Quel serait, selon vous, le scénario catastrophe futur ?

Ce qui fait peur aux Etats – et qui est probable – c'est que des groupes d'attaquants terroristes aux motivations politiques, liés ou non à des Etats, cherchent à les déstabiliser en s'attaquant à leurs infrastructures critiques. Si un simple "ransomware" peut arrêter des hôpitaux au Royaume-Uni et des entreprises en Europe, cela veut dire que des hackers terroristes ou liés à des Etats peuvent y arriver.
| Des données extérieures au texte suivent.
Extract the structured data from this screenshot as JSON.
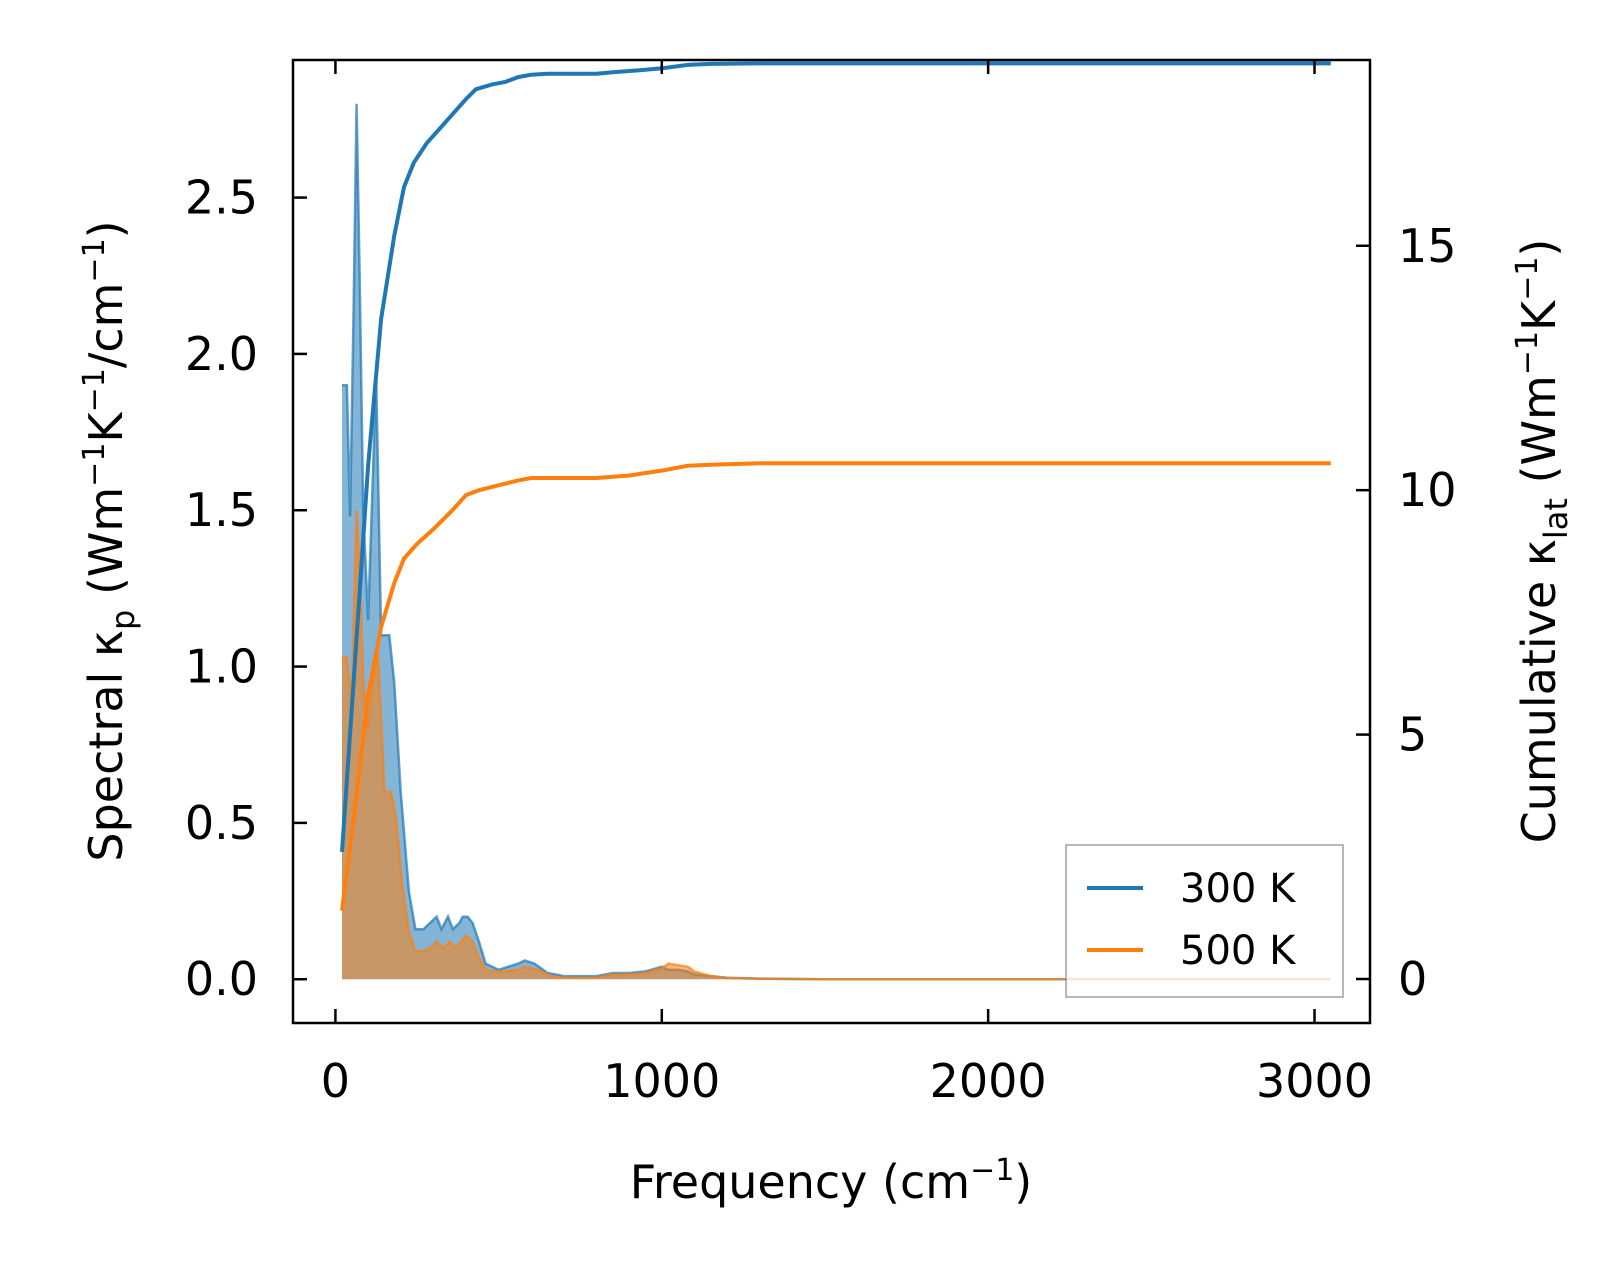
{
  "chart_data": {
    "type": "line",
    "xlabel": "Frequency (cm",
    "xlabel_sup": "−1",
    "xlabel_end": ")",
    "ylabel_left": {
      "a": "Spectral κ",
      "a_sub": "p",
      "b": " (Wm",
      "b_sup": "−1",
      "c": "K",
      "c_sup": "−1",
      "d": "/cm",
      "d_sup": "−1",
      "e": ")"
    },
    "ylabel_right": {
      "a": "Cumulative κ",
      "a_sub": "lat",
      "b": " (Wm",
      "b_sup": "−1",
      "c": "K",
      "c_sup": "−1",
      "d": ")"
    },
    "xlim": [
      -130,
      3170
    ],
    "ylim_left": [
      -0.14,
      2.94
    ],
    "ylim_right": [
      -0.9,
      18.8
    ],
    "x_ticks": [
      0,
      1000,
      2000,
      3000
    ],
    "x_tick_labels": [
      "0",
      "1000",
      "2000",
      "3000"
    ],
    "y_left_ticks": [
      0.0,
      0.5,
      1.0,
      1.5,
      2.0,
      2.5
    ],
    "y_left_tick_labels": [
      "0.0",
      "0.5",
      "1.0",
      "1.5",
      "2.0",
      "2.5"
    ],
    "y_right_ticks": [
      0,
      5,
      10,
      15
    ],
    "y_right_tick_labels": [
      "0",
      "5",
      "10",
      "15"
    ],
    "legend_position": "bottom-right",
    "series": [
      {
        "name": "300 K",
        "color": "#1f77b4",
        "spectral": [
          [
            20,
            1.9
          ],
          [
            35,
            1.9
          ],
          [
            45,
            1.48
          ],
          [
            55,
            2.1
          ],
          [
            65,
            2.8
          ],
          [
            75,
            2.2
          ],
          [
            85,
            1.5
          ],
          [
            100,
            1.15
          ],
          [
            115,
            1.62
          ],
          [
            125,
            1.93
          ],
          [
            140,
            1.1
          ],
          [
            165,
            1.1
          ],
          [
            180,
            0.95
          ],
          [
            200,
            0.6
          ],
          [
            225,
            0.28
          ],
          [
            245,
            0.16
          ],
          [
            270,
            0.16
          ],
          [
            290,
            0.18
          ],
          [
            310,
            0.2
          ],
          [
            325,
            0.16
          ],
          [
            345,
            0.2
          ],
          [
            360,
            0.16
          ],
          [
            380,
            0.18
          ],
          [
            390,
            0.2
          ],
          [
            405,
            0.2
          ],
          [
            420,
            0.18
          ],
          [
            440,
            0.12
          ],
          [
            460,
            0.05
          ],
          [
            480,
            0.04
          ],
          [
            500,
            0.03
          ],
          [
            530,
            0.04
          ],
          [
            560,
            0.05
          ],
          [
            580,
            0.06
          ],
          [
            610,
            0.05
          ],
          [
            650,
            0.02
          ],
          [
            700,
            0.01
          ],
          [
            800,
            0.01
          ],
          [
            850,
            0.02
          ],
          [
            900,
            0.02
          ],
          [
            950,
            0.025
          ],
          [
            1000,
            0.04
          ],
          [
            1020,
            0.03
          ],
          [
            1050,
            0.03
          ],
          [
            1080,
            0.025
          ],
          [
            1100,
            0.015
          ],
          [
            1150,
            0.01
          ],
          [
            1200,
            0.005
          ],
          [
            1300,
            0.002
          ],
          [
            1500,
            0.0
          ],
          [
            3050,
            0.0
          ]
        ],
        "cumulative": [
          [
            20,
            2.6
          ],
          [
            60,
            6.5
          ],
          [
            100,
            10.5
          ],
          [
            140,
            13.5
          ],
          [
            180,
            15.2
          ],
          [
            210,
            16.2
          ],
          [
            240,
            16.7
          ],
          [
            280,
            17.1
          ],
          [
            320,
            17.4
          ],
          [
            360,
            17.7
          ],
          [
            400,
            18.0
          ],
          [
            430,
            18.2
          ],
          [
            480,
            18.3
          ],
          [
            520,
            18.35
          ],
          [
            560,
            18.45
          ],
          [
            600,
            18.5
          ],
          [
            650,
            18.52
          ],
          [
            700,
            18.52
          ],
          [
            800,
            18.52
          ],
          [
            850,
            18.55
          ],
          [
            950,
            18.6
          ],
          [
            1000,
            18.63
          ],
          [
            1080,
            18.7
          ],
          [
            1150,
            18.72
          ],
          [
            1300,
            18.73
          ],
          [
            3050,
            18.73
          ]
        ]
      },
      {
        "name": "500 K",
        "color": "#ff7f0e",
        "spectral": [
          [
            20,
            1.03
          ],
          [
            35,
            1.03
          ],
          [
            50,
            0.88
          ],
          [
            65,
            1.5
          ],
          [
            75,
            1.3
          ],
          [
            85,
            0.95
          ],
          [
            100,
            0.8
          ],
          [
            115,
            0.95
          ],
          [
            130,
            1.05
          ],
          [
            150,
            0.6
          ],
          [
            170,
            0.6
          ],
          [
            185,
            0.52
          ],
          [
            205,
            0.3
          ],
          [
            225,
            0.15
          ],
          [
            245,
            0.09
          ],
          [
            270,
            0.09
          ],
          [
            290,
            0.1
          ],
          [
            310,
            0.12
          ],
          [
            330,
            0.1
          ],
          [
            350,
            0.12
          ],
          [
            370,
            0.1
          ],
          [
            385,
            0.12
          ],
          [
            400,
            0.14
          ],
          [
            420,
            0.12
          ],
          [
            440,
            0.07
          ],
          [
            460,
            0.03
          ],
          [
            490,
            0.025
          ],
          [
            520,
            0.025
          ],
          [
            560,
            0.03
          ],
          [
            580,
            0.04
          ],
          [
            620,
            0.03
          ],
          [
            660,
            0.01
          ],
          [
            700,
            0.005
          ],
          [
            800,
            0.005
          ],
          [
            850,
            0.015
          ],
          [
            900,
            0.015
          ],
          [
            950,
            0.02
          ],
          [
            1000,
            0.035
          ],
          [
            1020,
            0.05
          ],
          [
            1050,
            0.045
          ],
          [
            1080,
            0.04
          ],
          [
            1100,
            0.025
          ],
          [
            1150,
            0.01
          ],
          [
            1200,
            0.004
          ],
          [
            1300,
            0.001
          ],
          [
            1500,
            0.0
          ],
          [
            3050,
            0.0
          ]
        ],
        "cumulative": [
          [
            20,
            1.4
          ],
          [
            60,
            3.5
          ],
          [
            100,
            5.8
          ],
          [
            140,
            7.2
          ],
          [
            180,
            8.1
          ],
          [
            210,
            8.6
          ],
          [
            250,
            8.9
          ],
          [
            300,
            9.2
          ],
          [
            360,
            9.6
          ],
          [
            400,
            9.9
          ],
          [
            440,
            10.0
          ],
          [
            500,
            10.1
          ],
          [
            560,
            10.2
          ],
          [
            600,
            10.25
          ],
          [
            700,
            10.25
          ],
          [
            800,
            10.25
          ],
          [
            900,
            10.3
          ],
          [
            1000,
            10.4
          ],
          [
            1080,
            10.5
          ],
          [
            1150,
            10.52
          ],
          [
            1300,
            10.55
          ],
          [
            3050,
            10.55
          ]
        ]
      }
    ]
  }
}
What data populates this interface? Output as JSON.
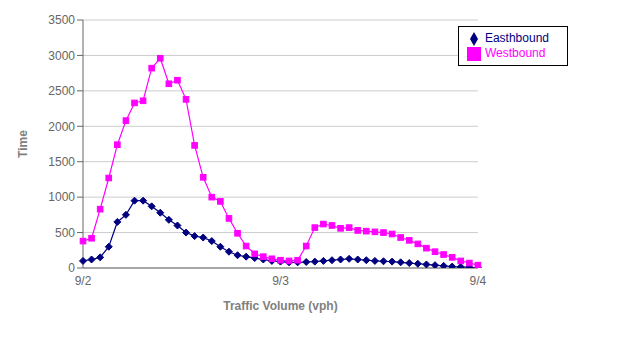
{
  "chart_data": {
    "type": "line",
    "xlabel": "Traffic Volume (vph)",
    "ylabel": "Time",
    "categories": [
      "9/2",
      null,
      null,
      null,
      null,
      null,
      null,
      null,
      null,
      null,
      null,
      null,
      null,
      null,
      null,
      null,
      null,
      null,
      null,
      null,
      null,
      null,
      null,
      "9/3",
      null,
      null,
      null,
      null,
      null,
      null,
      null,
      null,
      null,
      null,
      null,
      null,
      null,
      null,
      null,
      null,
      null,
      null,
      null,
      null,
      null,
      null,
      "9/4"
    ],
    "series": [
      {
        "name": "Easthbound",
        "color": "#000080",
        "marker": "diamond",
        "values": [
          100,
          120,
          150,
          300,
          650,
          750,
          950,
          950,
          870,
          780,
          680,
          600,
          500,
          450,
          430,
          380,
          300,
          230,
          180,
          160,
          140,
          120,
          100,
          90,
          80,
          80,
          85,
          90,
          100,
          110,
          120,
          130,
          120,
          110,
          100,
          95,
          90,
          80,
          70,
          60,
          50,
          40,
          30,
          20,
          15,
          10,
          5
        ]
      },
      {
        "name": "Westbound",
        "color": "#ff00ff",
        "marker": "square",
        "values": [
          380,
          420,
          830,
          1270,
          1740,
          2080,
          2330,
          2360,
          2820,
          2960,
          2600,
          2650,
          2380,
          1730,
          1280,
          1000,
          940,
          700,
          490,
          310,
          200,
          160,
          130,
          110,
          100,
          110,
          310,
          570,
          620,
          600,
          560,
          570,
          530,
          520,
          510,
          500,
          480,
          430,
          390,
          340,
          280,
          230,
          190,
          150,
          100,
          70,
          40
        ]
      }
    ],
    "ylim": [
      0,
      3500
    ],
    "yticks": [
      0,
      500,
      1000,
      1500,
      2000,
      2500,
      3000,
      3500
    ],
    "grid": "y",
    "legend": "upper right"
  }
}
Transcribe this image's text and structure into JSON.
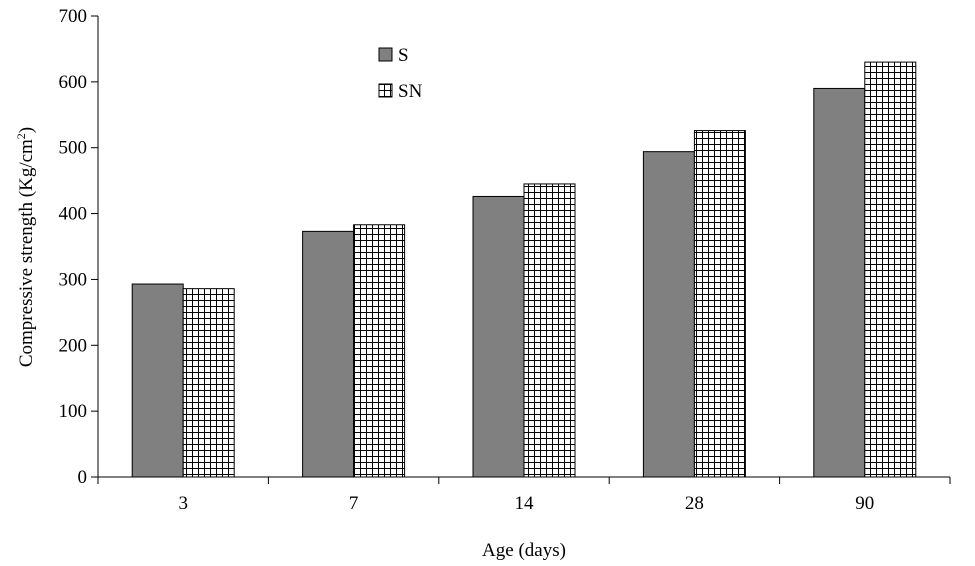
{
  "chart_data": {
    "type": "bar",
    "categories": [
      "3",
      "7",
      "14",
      "28",
      "90"
    ],
    "series": [
      {
        "name": "S",
        "values": [
          293,
          373,
          426,
          494,
          590
        ],
        "color": "#808080",
        "pattern": "solid"
      },
      {
        "name": "SN",
        "values": [
          286,
          383,
          445,
          526,
          630
        ],
        "color": "#ffffff",
        "pattern": "grid-hatch"
      }
    ],
    "title": "",
    "xlabel": "Age (days)",
    "ylabel_main": "Compressive strength (Kg/cm",
    "ylabel_sup": "2",
    "ylabel_close": ")",
    "ylim": [
      0,
      700
    ],
    "yticks": [
      0,
      100,
      200,
      300,
      400,
      500,
      600,
      700
    ],
    "grid": false,
    "legend_position": "top-center"
  }
}
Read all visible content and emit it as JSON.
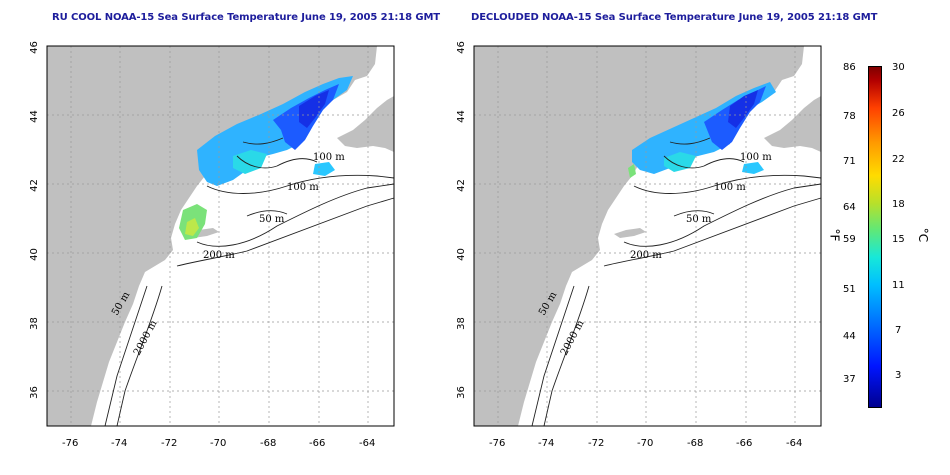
{
  "panels": [
    {
      "title": "RU COOL NOAA-15 Sea Surface Temperature June 19, 2005 21:18 GMT"
    },
    {
      "title": "DECLOUDED NOAA-15 Sea Surface Temperature June 19, 2005 21:18 GMT"
    }
  ],
  "axes": {
    "lon_ticks": [
      "-76",
      "-74",
      "-72",
      "-70",
      "-68",
      "-66",
      "-64"
    ],
    "lat_ticks": [
      "46",
      "44",
      "42",
      "40",
      "38",
      "36"
    ],
    "lon_range": [
      -77,
      -63
    ],
    "lat_range": [
      35,
      46
    ]
  },
  "contour_labels": [
    "100 m",
    "100 m",
    "50 m",
    "200 m",
    "50 m",
    "2000 m"
  ],
  "colorbar": {
    "fahrenheit_ticks": [
      "86",
      "78",
      "71",
      "64",
      "59",
      "51",
      "44",
      "37"
    ],
    "celsius_ticks": [
      "30",
      "26",
      "22",
      "18",
      "15",
      "11",
      "7",
      "3"
    ],
    "unit_f": "°F",
    "unit_c": "°C",
    "range_c": [
      0,
      30
    ]
  },
  "colors": {
    "land": "#c0c0c0",
    "title": "#1d1d9c",
    "grid": "#999999"
  }
}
Aujourd'hui, on voit des attaques qui interrompent les services, dans les transports ou les hôpitaux, mais ne mettent pas directement en danger la vie des personnes. Ce que les Etats craignent, ce sont des attaques qui cherchent à faire des victimes bien réelles en provoquant des accidents dans la production ou la distribution d'énergie ou dans les transports terrestres ou aériens. Les Etats essaient donc de s'en prémunir avec des textes de loi et des actions concrètes en préparation.